As the editors and contributors of this magazine began to work on the Winter issue, attendees of the global climate summit COP28 were gathering in Dubai. The headlines and details that came out of the conference were urgent and numerous, though one theme in particular resonated with us, as we examined the local issues related to climate change in New York: Our existing natural systems must be at the heart of human-led climate action. In short, protecting the existing and intact forests, marine life, and other ecological resources that we already have is a better investment than trying to replace them after they are gone. As Zoe Quiroz-Cullen, a director at international wildlife non-profit Fauna & Flora, told the New York Times in December, “We’ve got to focus on conserving the critical ecosystems, the irrecoverable carbon stocks that simply can’t be replaced.”
And the existing ecosystems, scientists are learning, are even more valuable than once thought. A 200-year-old tree that is felled stores more carbon than one of the same species planted today; new analysis of NASA’s Global Ecosystem Dynamics Investigation (or GEDI, for Star Wars fans) shows that forests hold an average of 30% more carbon than previously understood from individual nations’ reporting.
During discussions for this issue, landscape and urbanism experts observed time and time again that preserving our existing ecosystems has become more complex due to the many shifts at play in our city. Homogeneous species are more vulnerable than ever to climatic changes and blight, prompting a need for increased diversity and planning; areas that had not been prone to flooding are now frequently underwater; trees and plants that used to thrive only farther south are now flourishing in our hardiness zone.
Those committed to solving the challenges related to climate change are immersed in boundary-stretching and cross-disciplinary work. As Chris Reed, founder of Stoss Landscape Urbanism, told reporter Anthony Paletta, conversations must be broad and address not only ecology and environment, but also social, racial, and ethical impacts of the work. “We’re not ecologists, but we need to know ecology; we’re not engineers, but we need to know engineering; we’re not sociologists, but we need to be very deeply involved in community conversations,” he said. In that vein, James Russell, FAIA Emeritus, looks at the massive collective effort behind transforming the Gowanus Canal neighborhood, one of the largest and most historied pieces of waterfront land in the city, into a livable, ecologically protected and protective place.

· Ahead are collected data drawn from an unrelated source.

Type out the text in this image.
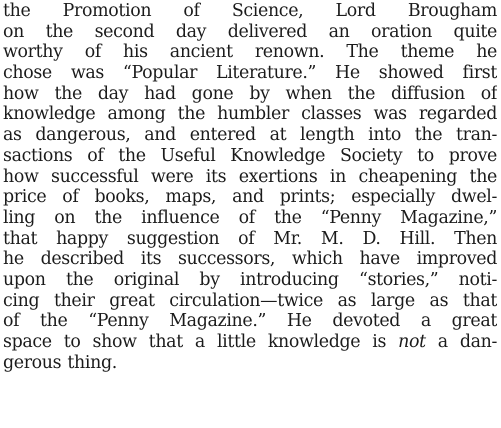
the Promotion of Science, Lord Brougham
on the second day delivered an oration quite
worthy of his ancient renown. The theme he
chose was “Popular Literature.” He showed first
how the day had gone by when the diffusion of
knowledge among the humbler classes was regarded
as dangerous, and entered at length into the tran-
sactions of the Useful Knowledge Society to prove
how successful were its exertions in cheapening the
price of books, maps, and prints; especially dwel-
ling on the influence of the “Penny Magazine,”
that happy suggestion of Mr. M. D. Hill. Then
he described its successors, which have improved
upon the original by introducing “stories,” noti-
cing their great circulation—twice as large as that
of the “Penny Magazine.” He devoted a great
space to show that a little knowledge is not a dan-
gerous thing.
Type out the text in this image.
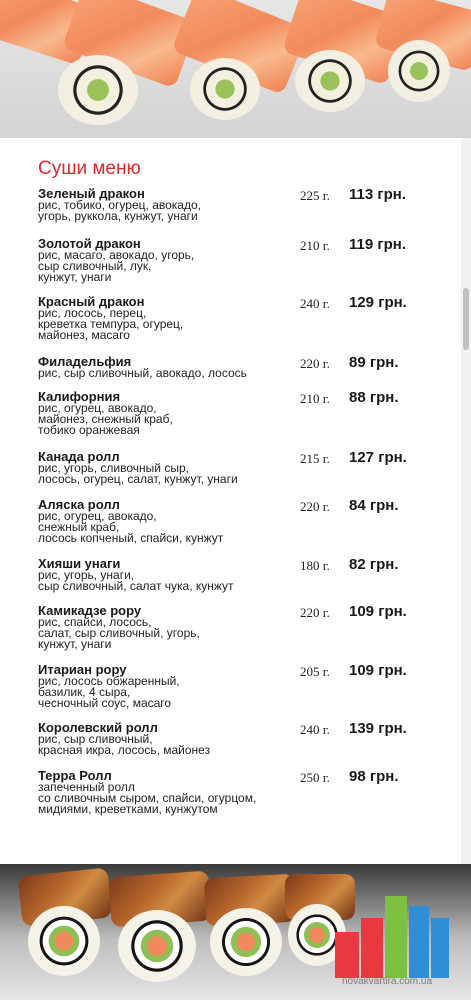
Суши меню
Зеленый дракон
рис, тобико, огурец, авокадо,
угорь, руккола, кунжут, унаги
225 г. 113 грн.
Золотой дракон
рис, масаго, авокадо, угорь,
сыр сливочный, лук,
кунжут, унаги
210 г. 119 грн.
Красный дракон
рис, лосось, перец,
креветка темпура, огурец,
майонез, масаго
240 г. 129 грн.
Филадельфия
рис, сыр сливочный, авокадо, лосось
220 г. 89 грн.
Калифорния
рис, огурец, авокадо,
майонез, снежный краб,
тобико оранжевая
210 г. 88 грн.
Канада ролл
рис, угорь, сливочный сыр,
лосось, огурец, салат, кунжут, унаги
215 г. 127 грн.
Аляска ролл
рис, огурец, авокадо,
снежный краб,
лосось копченый, спайси, кунжут
220 г. 84 грн.
Хияши унаги
рис, угорь, унаги,
сыр сливочный, салат чука, кунжут
180 г. 82 грн.
Камикадзе рору
рис, спайси, лосось,
салат, сыр сливочный, угорь,
кунжут, унаги
220 г. 109 грн.
Итариан рору
рис, лосось обжаренный,
базилик, 4 сыра,
чесночный соус, масаго
205 г. 109 грн.
Королевский ролл
рис, сыр сливочный,
красная икра, лосось, майонез
240 г. 139 грн.
Терра Ролл
запеченный ролл
со сливочным сыром, спайси, огурцом,
мидиями, креветками, кунжутом
250 г. 98 грн.
novakvartira.com.ua
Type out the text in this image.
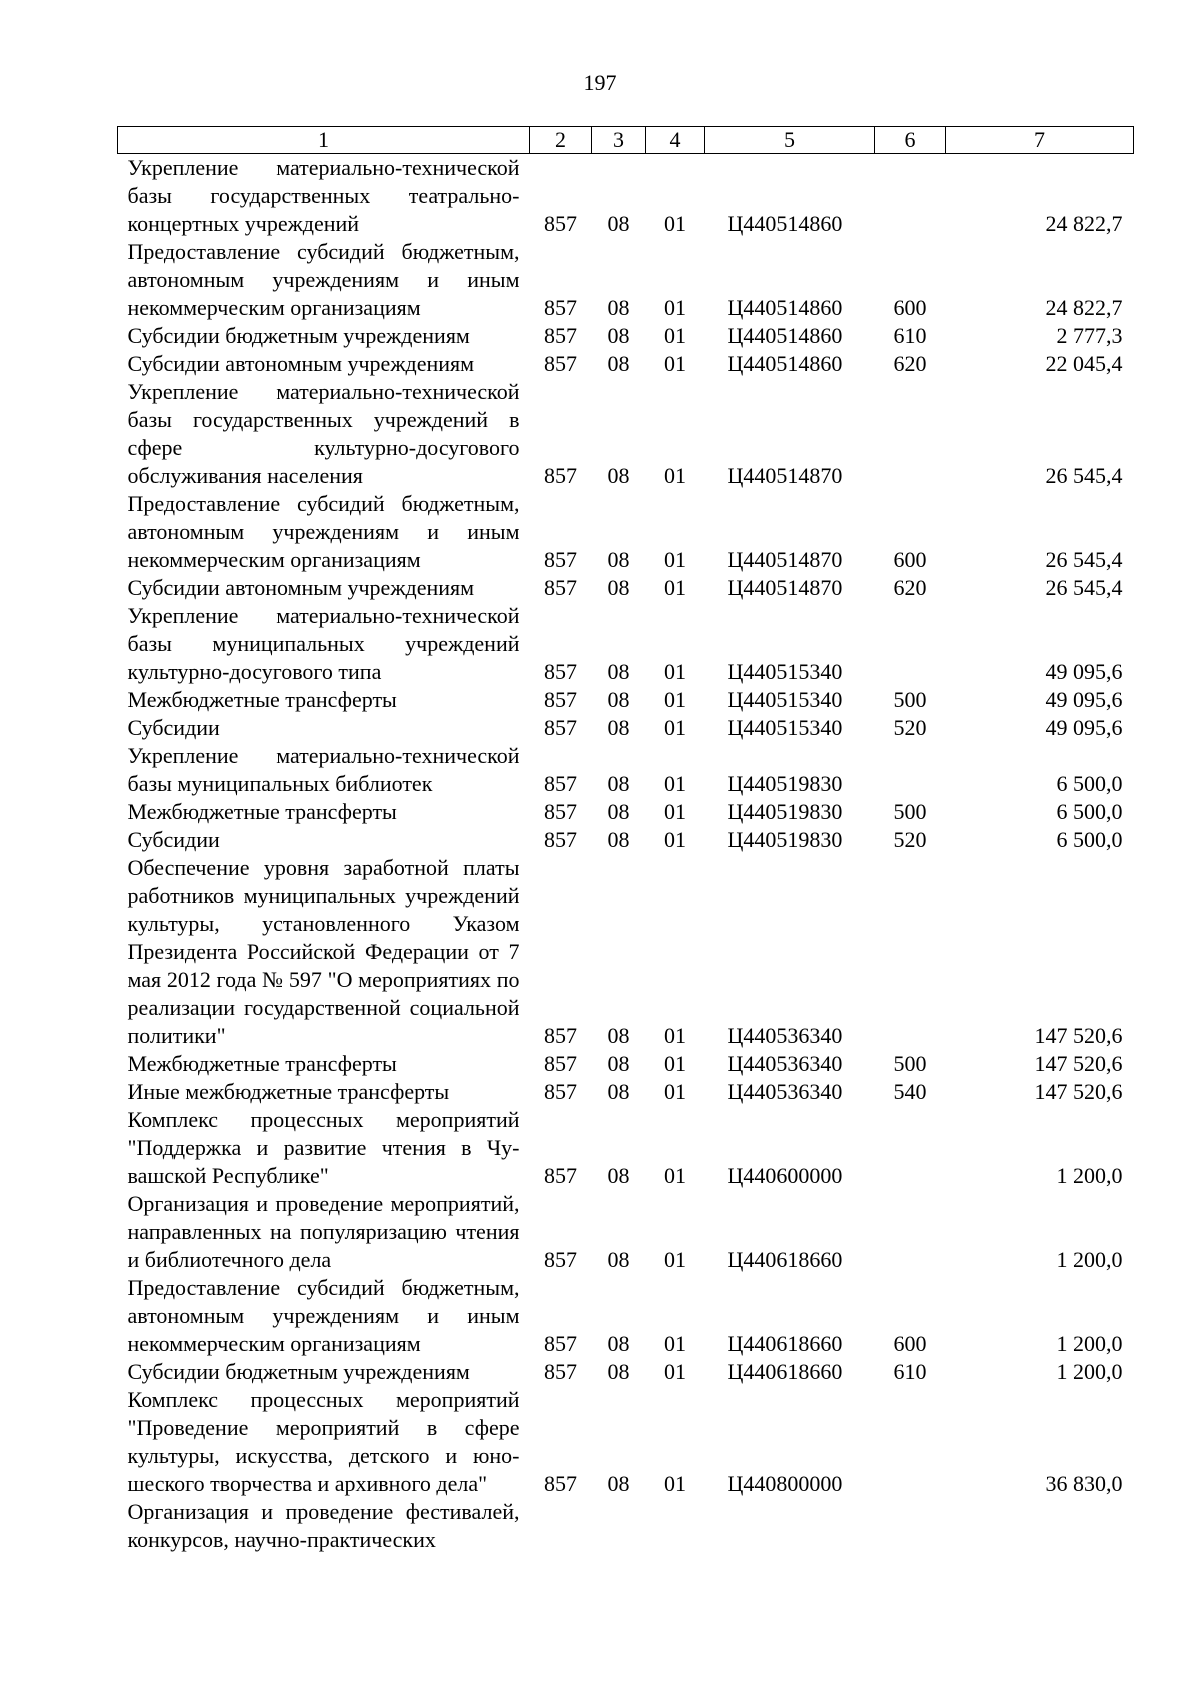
197
1	2	3	4	5	6	7
Укрепление материально-технической базы государственных театрально-концертных учреждений	857	08	01	Ц440514860		24 822,7
Предоставление субсидий бюджетным, автономным учреждениям и иным некоммерческим организациям	857	08	01	Ц440514860	600	24 822,7
Субсидии бюджетным учреждениям	857	08	01	Ц440514860	610	2 777,3
Субсидии автономным учреждениям	857	08	01	Ц440514860	620	22 045,4
Укрепление материально-технической базы государственных учреждений в сфере культурно-досугового обслуживания населения	857	08	01	Ц440514870		26 545,4
Предоставление субсидий бюджетным, автономным учреждениям и иным некоммерческим организациям	857	08	01	Ц440514870	600	26 545,4
Субсидии автономным учреждениям	857	08	01	Ц440514870	620	26 545,4
Укрепление материально-технической базы муниципальных учреждений культурно-досугового типа	857	08	01	Ц440515340		49 095,6
Межбюджетные трансферты	857	08	01	Ц440515340	500	49 095,6
Субсидии	857	08	01	Ц440515340	520	49 095,6
Укрепление материально-технической базы муниципальных библиотек	857	08	01	Ц440519830		6 500,0
Межбюджетные трансферты	857	08	01	Ц440519830	500	6 500,0
Субсидии	857	08	01	Ц440519830	520	6 500,0
Обеспечение уровня заработной платы работников муниципальных учреждений культуры, установленного Указом Президента Российской Федерации от 7 мая 2012 года № 597 "О мероприятиях по реализации государственной социальной политики"	857	08	01	Ц440536340		147 520,6
Межбюджетные трансферты	857	08	01	Ц440536340	500	147 520,6
Иные межбюджетные трансферты	857	08	01	Ц440536340	540	147 520,6
Комплекс процессных мероприятий "Поддержка и развитие чтения в Чувашской Республике"	857	08	01	Ц440600000		1 200,0
Организация и проведение мероприятий, направленных на популяризацию чтения и библиотечного дела	857	08	01	Ц440618660		1 200,0
Предоставление субсидий бюджетным, автономным учреждениям и иным некоммерческим организациям	857	08	01	Ц440618660	600	1 200,0
Субсидии бюджетным учреждениям	857	08	01	Ц440618660	610	1 200,0
Комплекс процессных мероприятий "Проведение мероприятий в сфере культуры, искусства, детского и юношеского творчества и архивного дела"	857	08	01	Ц440800000		36 830,0
Организация и проведение фестивалей, конкурсов, научно-практических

One of the city’s largest and most valuable ecological systems is its network of trees and green spaces. In his report about New York’s tree infrastructure, Zach Mortice examines how this resource must be studied, bolstered, and planned to serve the city and its inhabitants well into the future—a perfect representation of the symbiotic relationship between us and nature, even in our paved and planned metropolis. It is no secret that New York City’s green spaces versus green deficits coincide almost perfectly with well-endowed neighborhoods versus those that are underserved and facing health risks that could be mitigated by more green space and tree canopy.
I would also like to draw your attention to two “Op-Ed” contributions from women working across many areas of the urban ecological landscape. In her essay, Lee Altman, AIA, a current Oculus committee member and generous contributor to the magazine’s ideas sessions, reflects on how landscape architects, planners, architects, and developers can collaborate to create impactful, ecologically responsible work. Claire Weisz, FAIA, writes about the challenge, and ultimate design problem, of delivering regenerative systems that work for people, land, water, and resources alike. Though public investment in urban ecological solutions may be lauded for its protective potential, she points to the growing fear of housing vulnerability for the current populations of newly resilient—and newly valuable—properties. In short, there is no end to the balancing act that professionals in this realm must execute if urban ecosystems are going to serve nature and citizens at once. We hope to revisit this topic frequently in future issues, and look forward to hearing more stories of perseverance and growth as our city and its design community work to foster and protect valuable natural resources.
I would also like to welcome new Board President Gregory Switzer, AIA, NOMA, NCARB, to the pages of the magazine, and wish Matthew Bremer, AIA, all the best as he moves to the golden land of emeritus presidents! We are also joined by new Oculus Committee members Nu Goteh, Yetunde Olaiya, Vyjayanthi Rao, and Amy Siegel, and look forward to collaborating with them on the work ahead in 2024.